Checkmate | |
Type: | promo |
Artist: | Jadakiss |
Genre: | Hip hop |
Length: | 2:38 |
Producer: | The Alchemist |
"Checkmate" is a song by the American rapper Jadakiss, released as a promotional single on March 9, 2005, by Ruff Ryders Entertainment/Interscope Records. The song uses the instrumental "Air It Out" from Big Noyd's album Only the Strong, produced by The Alchemist.
"Checkmate" is a diss track aimed at 50 Cent, a response to 50 Cent's diss track "Piggy Bank". "Checkmate" was in heavy rotation on hip-hop radio and reached number 56 on Billboard Hot R&B/Hip-Hop Songs chart.
50 Cent had a feud with Ja Rule since 1999.[1] In 2004, Jadakiss and Fat Joe appeared on Ja Rule's song "New York". 50 Cent saw it as them "helping" Ja Rule while 50 Cent was "destroying him", so he started feuding with them as well.[2] 50 Cent's second album, The Massacre, was released on March 3, 2005.[3] The album included the song "Piggy Bank" which contained mentions of a number of rappers 50 Cent had feuds with, including Jadakiss.[4]
According to Jadakiss, initially he wasn't interested in beefing with 50 Cent. "That was really a lot of media hyping it up", he said to Vibe magazine. He changed his mind once people, including his friends, started asking whether or not he had heard "Piggy Bank" and if he will respond to it. Jadakiss decided to use instrumental "Air It Out" from Big Noyd's album Only the Strong, produced by The Alchemist.[5] 50 Cent previously used this instrumental for his Murder Inc. diss song "I'm an Animal".[6]

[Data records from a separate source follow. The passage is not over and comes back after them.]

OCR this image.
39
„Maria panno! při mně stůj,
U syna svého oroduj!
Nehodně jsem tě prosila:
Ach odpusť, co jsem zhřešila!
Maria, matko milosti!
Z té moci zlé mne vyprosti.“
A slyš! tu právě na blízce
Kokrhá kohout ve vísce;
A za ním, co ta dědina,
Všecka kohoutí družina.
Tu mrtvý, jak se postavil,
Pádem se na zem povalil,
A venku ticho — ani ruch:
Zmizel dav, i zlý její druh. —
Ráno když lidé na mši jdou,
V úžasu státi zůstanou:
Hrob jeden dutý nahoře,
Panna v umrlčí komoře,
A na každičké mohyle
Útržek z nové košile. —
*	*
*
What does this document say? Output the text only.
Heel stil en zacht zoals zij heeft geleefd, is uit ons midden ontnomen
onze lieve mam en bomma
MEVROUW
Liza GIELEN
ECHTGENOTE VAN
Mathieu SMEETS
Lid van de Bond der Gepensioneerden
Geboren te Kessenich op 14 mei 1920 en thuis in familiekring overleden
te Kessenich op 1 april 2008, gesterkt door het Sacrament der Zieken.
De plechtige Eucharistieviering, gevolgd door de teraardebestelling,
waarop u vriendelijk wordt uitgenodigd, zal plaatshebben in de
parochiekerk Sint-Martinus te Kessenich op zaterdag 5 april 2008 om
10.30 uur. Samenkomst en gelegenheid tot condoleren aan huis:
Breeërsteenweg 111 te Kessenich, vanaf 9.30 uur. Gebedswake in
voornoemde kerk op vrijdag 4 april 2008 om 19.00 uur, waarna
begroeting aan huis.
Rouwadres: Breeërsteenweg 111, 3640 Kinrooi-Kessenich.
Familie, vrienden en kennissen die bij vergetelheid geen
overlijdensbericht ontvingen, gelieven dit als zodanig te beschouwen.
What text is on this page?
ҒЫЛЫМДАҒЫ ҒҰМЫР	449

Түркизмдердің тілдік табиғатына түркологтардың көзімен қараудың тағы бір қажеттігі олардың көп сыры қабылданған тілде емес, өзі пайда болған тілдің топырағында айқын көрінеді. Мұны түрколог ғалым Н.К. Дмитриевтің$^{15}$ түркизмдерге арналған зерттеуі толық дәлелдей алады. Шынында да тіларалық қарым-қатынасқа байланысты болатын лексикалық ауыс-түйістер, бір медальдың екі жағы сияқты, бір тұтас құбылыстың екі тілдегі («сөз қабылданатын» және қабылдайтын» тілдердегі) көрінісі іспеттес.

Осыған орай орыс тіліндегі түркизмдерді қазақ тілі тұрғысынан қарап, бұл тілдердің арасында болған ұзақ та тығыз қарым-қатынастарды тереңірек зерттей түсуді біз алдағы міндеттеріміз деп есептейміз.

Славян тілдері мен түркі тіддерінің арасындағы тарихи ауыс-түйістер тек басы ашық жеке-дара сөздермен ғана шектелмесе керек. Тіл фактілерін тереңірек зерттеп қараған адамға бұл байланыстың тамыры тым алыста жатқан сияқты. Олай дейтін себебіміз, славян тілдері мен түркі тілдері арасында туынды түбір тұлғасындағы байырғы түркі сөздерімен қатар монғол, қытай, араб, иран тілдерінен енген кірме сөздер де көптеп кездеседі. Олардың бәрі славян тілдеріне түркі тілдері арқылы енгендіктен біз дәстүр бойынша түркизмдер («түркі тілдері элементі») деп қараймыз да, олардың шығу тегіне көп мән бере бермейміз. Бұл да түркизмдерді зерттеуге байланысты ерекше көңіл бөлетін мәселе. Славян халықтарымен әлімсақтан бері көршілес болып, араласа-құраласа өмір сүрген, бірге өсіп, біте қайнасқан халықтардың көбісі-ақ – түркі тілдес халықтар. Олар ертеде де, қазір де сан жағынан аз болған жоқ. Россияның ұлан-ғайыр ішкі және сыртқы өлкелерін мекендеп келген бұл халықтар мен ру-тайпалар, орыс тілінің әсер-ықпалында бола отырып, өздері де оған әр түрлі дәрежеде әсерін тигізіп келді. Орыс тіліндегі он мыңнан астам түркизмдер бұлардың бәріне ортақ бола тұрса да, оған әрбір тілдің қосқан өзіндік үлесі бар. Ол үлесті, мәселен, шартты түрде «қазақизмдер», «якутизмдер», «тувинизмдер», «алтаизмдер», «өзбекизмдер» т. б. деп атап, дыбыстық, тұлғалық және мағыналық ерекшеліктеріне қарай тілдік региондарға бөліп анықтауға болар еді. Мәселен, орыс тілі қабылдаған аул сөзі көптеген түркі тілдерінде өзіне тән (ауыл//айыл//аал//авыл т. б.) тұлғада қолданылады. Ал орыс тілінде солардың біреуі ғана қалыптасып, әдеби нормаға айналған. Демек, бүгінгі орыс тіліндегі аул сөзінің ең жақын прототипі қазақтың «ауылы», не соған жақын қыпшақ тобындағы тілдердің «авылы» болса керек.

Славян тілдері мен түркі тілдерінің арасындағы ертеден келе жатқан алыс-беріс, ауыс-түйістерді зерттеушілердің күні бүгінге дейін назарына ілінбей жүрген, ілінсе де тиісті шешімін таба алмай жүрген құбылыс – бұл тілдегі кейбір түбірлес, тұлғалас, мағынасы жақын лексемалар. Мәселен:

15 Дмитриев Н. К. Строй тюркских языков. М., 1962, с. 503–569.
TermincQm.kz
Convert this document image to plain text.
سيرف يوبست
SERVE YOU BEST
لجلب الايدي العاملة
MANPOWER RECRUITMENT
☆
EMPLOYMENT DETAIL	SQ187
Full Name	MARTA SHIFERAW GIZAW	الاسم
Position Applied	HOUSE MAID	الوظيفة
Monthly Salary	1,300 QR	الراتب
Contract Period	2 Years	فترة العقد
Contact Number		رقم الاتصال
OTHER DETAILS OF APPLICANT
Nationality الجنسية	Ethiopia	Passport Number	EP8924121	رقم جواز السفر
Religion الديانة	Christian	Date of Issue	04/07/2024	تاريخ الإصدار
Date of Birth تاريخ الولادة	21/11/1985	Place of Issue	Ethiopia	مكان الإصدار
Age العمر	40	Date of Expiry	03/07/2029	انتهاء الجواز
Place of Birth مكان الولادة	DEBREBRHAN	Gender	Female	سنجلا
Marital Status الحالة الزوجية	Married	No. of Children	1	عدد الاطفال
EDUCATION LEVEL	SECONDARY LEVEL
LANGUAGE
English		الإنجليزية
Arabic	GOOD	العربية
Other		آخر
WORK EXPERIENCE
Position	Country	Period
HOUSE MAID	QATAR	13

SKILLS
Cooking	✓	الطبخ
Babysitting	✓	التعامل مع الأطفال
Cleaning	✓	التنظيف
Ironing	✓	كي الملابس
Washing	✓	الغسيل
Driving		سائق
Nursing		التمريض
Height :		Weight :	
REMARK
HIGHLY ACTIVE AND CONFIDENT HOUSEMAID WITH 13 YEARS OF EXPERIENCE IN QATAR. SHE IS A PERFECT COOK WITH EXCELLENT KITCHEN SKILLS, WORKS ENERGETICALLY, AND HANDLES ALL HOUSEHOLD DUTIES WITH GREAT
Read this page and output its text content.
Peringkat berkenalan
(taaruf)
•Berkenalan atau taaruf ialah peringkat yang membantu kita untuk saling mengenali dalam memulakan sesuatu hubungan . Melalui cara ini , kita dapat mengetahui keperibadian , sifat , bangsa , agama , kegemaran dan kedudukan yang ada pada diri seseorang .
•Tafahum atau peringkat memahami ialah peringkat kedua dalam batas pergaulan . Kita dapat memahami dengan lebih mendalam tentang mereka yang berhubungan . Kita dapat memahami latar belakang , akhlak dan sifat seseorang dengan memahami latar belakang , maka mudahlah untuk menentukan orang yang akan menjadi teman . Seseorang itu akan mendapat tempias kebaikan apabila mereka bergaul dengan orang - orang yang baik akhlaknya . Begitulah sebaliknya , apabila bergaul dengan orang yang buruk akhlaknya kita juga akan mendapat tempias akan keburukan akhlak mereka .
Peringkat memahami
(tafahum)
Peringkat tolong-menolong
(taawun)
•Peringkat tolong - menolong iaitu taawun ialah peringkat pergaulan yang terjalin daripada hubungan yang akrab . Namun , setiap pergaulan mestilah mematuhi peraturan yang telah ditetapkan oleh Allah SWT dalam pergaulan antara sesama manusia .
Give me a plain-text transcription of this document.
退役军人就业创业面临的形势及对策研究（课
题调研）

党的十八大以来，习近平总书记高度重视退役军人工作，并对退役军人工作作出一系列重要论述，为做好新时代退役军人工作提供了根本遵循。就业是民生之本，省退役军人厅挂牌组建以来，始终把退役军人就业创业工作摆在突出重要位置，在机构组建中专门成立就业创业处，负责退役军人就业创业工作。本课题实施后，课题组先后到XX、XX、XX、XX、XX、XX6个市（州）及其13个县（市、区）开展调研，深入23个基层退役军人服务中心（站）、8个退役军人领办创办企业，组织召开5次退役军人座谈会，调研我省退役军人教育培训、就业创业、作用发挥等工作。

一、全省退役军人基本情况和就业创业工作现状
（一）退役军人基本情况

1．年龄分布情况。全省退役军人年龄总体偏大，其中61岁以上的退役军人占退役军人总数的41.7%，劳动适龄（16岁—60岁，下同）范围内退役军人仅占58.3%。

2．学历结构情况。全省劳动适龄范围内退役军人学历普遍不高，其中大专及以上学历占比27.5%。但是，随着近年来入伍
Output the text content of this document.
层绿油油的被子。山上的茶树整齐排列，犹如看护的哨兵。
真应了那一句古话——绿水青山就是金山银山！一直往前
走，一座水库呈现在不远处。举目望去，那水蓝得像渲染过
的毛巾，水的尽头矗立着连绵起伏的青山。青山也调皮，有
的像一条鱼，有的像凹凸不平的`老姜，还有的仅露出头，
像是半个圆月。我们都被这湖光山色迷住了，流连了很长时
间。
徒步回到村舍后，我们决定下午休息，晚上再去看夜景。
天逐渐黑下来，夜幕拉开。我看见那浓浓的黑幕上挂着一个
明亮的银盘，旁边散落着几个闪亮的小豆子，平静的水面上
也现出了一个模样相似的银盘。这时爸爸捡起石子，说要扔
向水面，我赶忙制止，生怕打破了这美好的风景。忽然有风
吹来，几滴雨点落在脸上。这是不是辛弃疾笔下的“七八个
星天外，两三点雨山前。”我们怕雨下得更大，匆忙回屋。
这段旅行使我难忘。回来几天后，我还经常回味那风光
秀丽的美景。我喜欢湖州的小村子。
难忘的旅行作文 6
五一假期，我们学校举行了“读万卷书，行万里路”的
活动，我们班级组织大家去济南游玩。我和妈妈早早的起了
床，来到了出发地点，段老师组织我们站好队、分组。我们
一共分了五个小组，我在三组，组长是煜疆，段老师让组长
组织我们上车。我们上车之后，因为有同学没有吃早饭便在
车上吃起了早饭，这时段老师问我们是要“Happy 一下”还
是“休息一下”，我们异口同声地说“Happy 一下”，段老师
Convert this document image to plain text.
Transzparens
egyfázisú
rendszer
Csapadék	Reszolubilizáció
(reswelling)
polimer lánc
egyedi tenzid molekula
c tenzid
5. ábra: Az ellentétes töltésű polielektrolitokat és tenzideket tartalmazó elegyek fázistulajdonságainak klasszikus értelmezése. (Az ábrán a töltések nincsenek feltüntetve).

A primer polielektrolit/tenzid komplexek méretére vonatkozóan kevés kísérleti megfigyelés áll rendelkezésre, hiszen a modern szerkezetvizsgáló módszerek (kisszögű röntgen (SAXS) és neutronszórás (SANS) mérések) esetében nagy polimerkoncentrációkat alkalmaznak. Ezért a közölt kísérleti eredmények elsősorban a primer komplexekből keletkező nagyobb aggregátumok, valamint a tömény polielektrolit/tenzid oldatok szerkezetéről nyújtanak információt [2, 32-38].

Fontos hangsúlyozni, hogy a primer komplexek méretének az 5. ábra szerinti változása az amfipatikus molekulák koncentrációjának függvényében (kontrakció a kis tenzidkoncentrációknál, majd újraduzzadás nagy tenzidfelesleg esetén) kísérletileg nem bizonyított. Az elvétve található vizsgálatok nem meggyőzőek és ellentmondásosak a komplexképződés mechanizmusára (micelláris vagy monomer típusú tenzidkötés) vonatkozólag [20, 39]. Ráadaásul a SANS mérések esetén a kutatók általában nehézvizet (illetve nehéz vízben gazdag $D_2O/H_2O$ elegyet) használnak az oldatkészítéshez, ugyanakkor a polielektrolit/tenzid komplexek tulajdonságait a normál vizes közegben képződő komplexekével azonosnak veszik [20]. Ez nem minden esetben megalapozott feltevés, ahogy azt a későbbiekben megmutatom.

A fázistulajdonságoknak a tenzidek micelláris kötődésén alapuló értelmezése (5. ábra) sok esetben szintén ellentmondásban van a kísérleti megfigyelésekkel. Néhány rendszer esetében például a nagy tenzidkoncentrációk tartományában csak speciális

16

"Checkmate" is a diss song, written with the goal to verbally attack 50 Cent. Jadakiss starts the song by congratulating 50 Cent on selling 1.1 million copies of his album The Massacre in one week. Then, the first and only verse of the song starts. In the verse, Jadakiss raps about 50 Cent's perceived weaknesses and shortcomings,[7] including alleged snitching and his lack of originality. Jadakiss points out the assassination attempt being the primary theme of 50 Cent's lyrics, while simultaneously making fun of it by rapping "You had to get shot nine times to be rich" and "Since when has it become cool to get shot and not shoot back?". In the song, Jadakiss mentions the mansion in Connecticut owned by 50 Cent,[8] asserting that one cannot be "the King of New York" while living there. Later in the song he also questions 50 Cent's lyrical abilities as a rapper, comparing him to other G-Unit members, and tells him to "just sell clothes and sneakers". According to XXL magazine, by mentioning 50 Cent's friends and business ventures, "Jada created the impression that he knew his nemesis inside and out".
"Checkmate" was released on March 9, 2005, a few hours after a press conference where 50 Cent announced the end of his feud with rapper The Game.[9] [10] Released as a promotional single on Ruff Ryders Entertainment/Interscope Records,[11] the song was premiered later that day along with Fat Joe's "My FoFo" on DJ Funkmaster Flex's radio show on Hot 97.[12]
According to Slate, after the release, "Checkmate" was in heavy rotation on hip-hop radio.[13] The song appeared on Billboard Hot R&B/Hip-Hop Songs chart, where it peaked at number 56. The success of the song allowed Jadakiss to go on tour, where he would perform the song. "Checkmate" was later included on the live album Jadakiss: Kiss Of Death – Tour 2005.[14]
50 Cent and Jadakiss continued to release diss tracks aimed at each other throughout the year,[15] until they ended the feud when 50 Cent visited Jadakiss' studio and they spent a few hours talking to each other.[16] According to Jadakiss, he made "a lot of money" off the feud. In 2011, he claimed the feud was "just a good marketing tool for 50 and his second album".
In 2022, XXL magazine described the song as an "exercise in concision and rhyme technique" and called it "one of the very best clapbacks in rap history".[17] The Ringer placed "Checkmate" at number 11 on their list of the greatest diss tracks of all time, stating that "Jadakiss defeated him by reminding people that there was a reason why 50 was initially blackballed, that there was a reason real street dudes wanted him gone". The website's writer Jayson Buford viewed the song as the beginning of "50 Cent's transition into a wrestling heel–like celebrity who used to be a rapper".[18]